Это кажется унизительным, неудобным, неприятным и, к тому же разорительным. Я бросаю доллар и ухожу.
Великолепный под калифорнийским солнцем Лос-Анджелес — самый красиво освещенный, невообразимо скучный в мире город, предлагающий пригородные виды непрерывного небытия, доселе не испытанного автором. Ничего удивительного в том, что многие здесь злоупотребляют наркотиками. Я видел прошлое, но оно не спасает. Лос-Анджелес — воплощение старомодной идеи о том, каким должен быть дивный новый город. Как бы ни отвратителен был Голливуд — некое подобие идиллического города, затерянного в море пыльного мегаполиса гигантских фривеев и монотонности остального Лос-Анджелеса. Как и большая часть южной Калифорнии, он заперт в пыльном искаженном временном пространстве, приблизительно в 1972 году. Повсюду Байкеры Дэнниса Хоппера, пытающиеся походить на байкеров Питера Фонды, мчащиеся с прыщавыми крашеными блондинками в безвкусных оборванных розовых и леопардовых майках и белых джинсах в обтяжку. Старый рок несется со всех радиостанций, они гоняют «Jethro Tall», «Doobies», Питера Фрэмптона и неизбежных «Doors», точно завтра никогда не наступит. Все, что произошло в музыке за это время, забыто, отброшено, утрачено. Но эта музыка так подходит Лос-Анджелесу, верно?

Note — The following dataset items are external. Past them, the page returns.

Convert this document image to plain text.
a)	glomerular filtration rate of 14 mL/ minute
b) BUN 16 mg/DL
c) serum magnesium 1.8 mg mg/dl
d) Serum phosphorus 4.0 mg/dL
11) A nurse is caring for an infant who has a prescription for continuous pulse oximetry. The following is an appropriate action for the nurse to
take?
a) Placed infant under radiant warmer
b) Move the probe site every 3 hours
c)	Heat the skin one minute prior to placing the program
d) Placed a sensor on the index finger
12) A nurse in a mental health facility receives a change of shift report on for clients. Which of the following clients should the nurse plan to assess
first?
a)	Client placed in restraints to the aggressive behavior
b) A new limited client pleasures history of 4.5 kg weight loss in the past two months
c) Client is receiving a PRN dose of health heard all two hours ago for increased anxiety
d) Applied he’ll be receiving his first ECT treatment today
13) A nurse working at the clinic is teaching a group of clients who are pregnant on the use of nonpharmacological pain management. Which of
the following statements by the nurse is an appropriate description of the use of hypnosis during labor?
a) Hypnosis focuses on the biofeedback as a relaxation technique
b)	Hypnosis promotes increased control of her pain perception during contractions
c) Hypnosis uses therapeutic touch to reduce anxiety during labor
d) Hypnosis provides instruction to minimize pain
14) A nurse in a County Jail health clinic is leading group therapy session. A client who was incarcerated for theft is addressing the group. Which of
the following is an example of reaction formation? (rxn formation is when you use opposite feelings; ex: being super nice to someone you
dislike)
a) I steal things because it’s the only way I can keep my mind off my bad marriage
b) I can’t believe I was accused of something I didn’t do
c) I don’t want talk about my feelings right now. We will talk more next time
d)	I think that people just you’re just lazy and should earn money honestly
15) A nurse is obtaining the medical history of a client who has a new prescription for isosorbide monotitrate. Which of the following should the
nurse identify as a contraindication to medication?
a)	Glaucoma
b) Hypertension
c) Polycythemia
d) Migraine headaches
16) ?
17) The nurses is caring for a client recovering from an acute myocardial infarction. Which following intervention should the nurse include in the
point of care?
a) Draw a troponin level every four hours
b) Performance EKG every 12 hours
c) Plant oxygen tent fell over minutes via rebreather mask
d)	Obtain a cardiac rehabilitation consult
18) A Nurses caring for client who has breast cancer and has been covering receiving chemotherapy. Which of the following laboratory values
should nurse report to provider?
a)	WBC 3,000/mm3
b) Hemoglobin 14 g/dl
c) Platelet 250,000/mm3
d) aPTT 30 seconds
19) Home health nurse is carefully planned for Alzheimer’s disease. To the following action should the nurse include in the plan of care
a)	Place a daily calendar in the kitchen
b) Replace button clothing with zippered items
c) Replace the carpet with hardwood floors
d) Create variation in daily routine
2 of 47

Я готов поклясться, что как-то ночью видел покойную Маму Касс, перед тем как свернул за угол и попал в ночной клуб. Войдя внутрь, я понял, что это просто приукрашенный буфет с несколькими стульями, разбросанными по липкому от пива полу и музыкальным автоматом в углу. Звучат «Blokbuster» группы «Sweet» и «School is Out» Элиса Купера, и длинноволосые, тонконогие парни вихляют задницами, прихлебывая пиво в унисон. Нравится тебе это или нет, но это и есть рок-н-ролл по-американски. Какой-то парень спотыкается об меня и заявляет, что ему нравится моя татуировка. Затем улыбается и показывает мне свою. Рисунок почти идентичен, только моя чуть лучше, поскольку она сделана лучшим лондонским татуировщиком, мистером Себастианом (недавно арестованным полицией, которой, видимо, больше не чем заняться, за то, что он делал пирсинг члена). Совпадение убеждает меня, что я совершенно неоригинален. Но для моего нового друга это знак свыше. «Охренительно». «Ага». «Слышь, чувак, это в самом деле охренительно». «Хммм, да, я знаю». «Не, в самом деле, чувак, это охренительно… я говорю в самом деле…».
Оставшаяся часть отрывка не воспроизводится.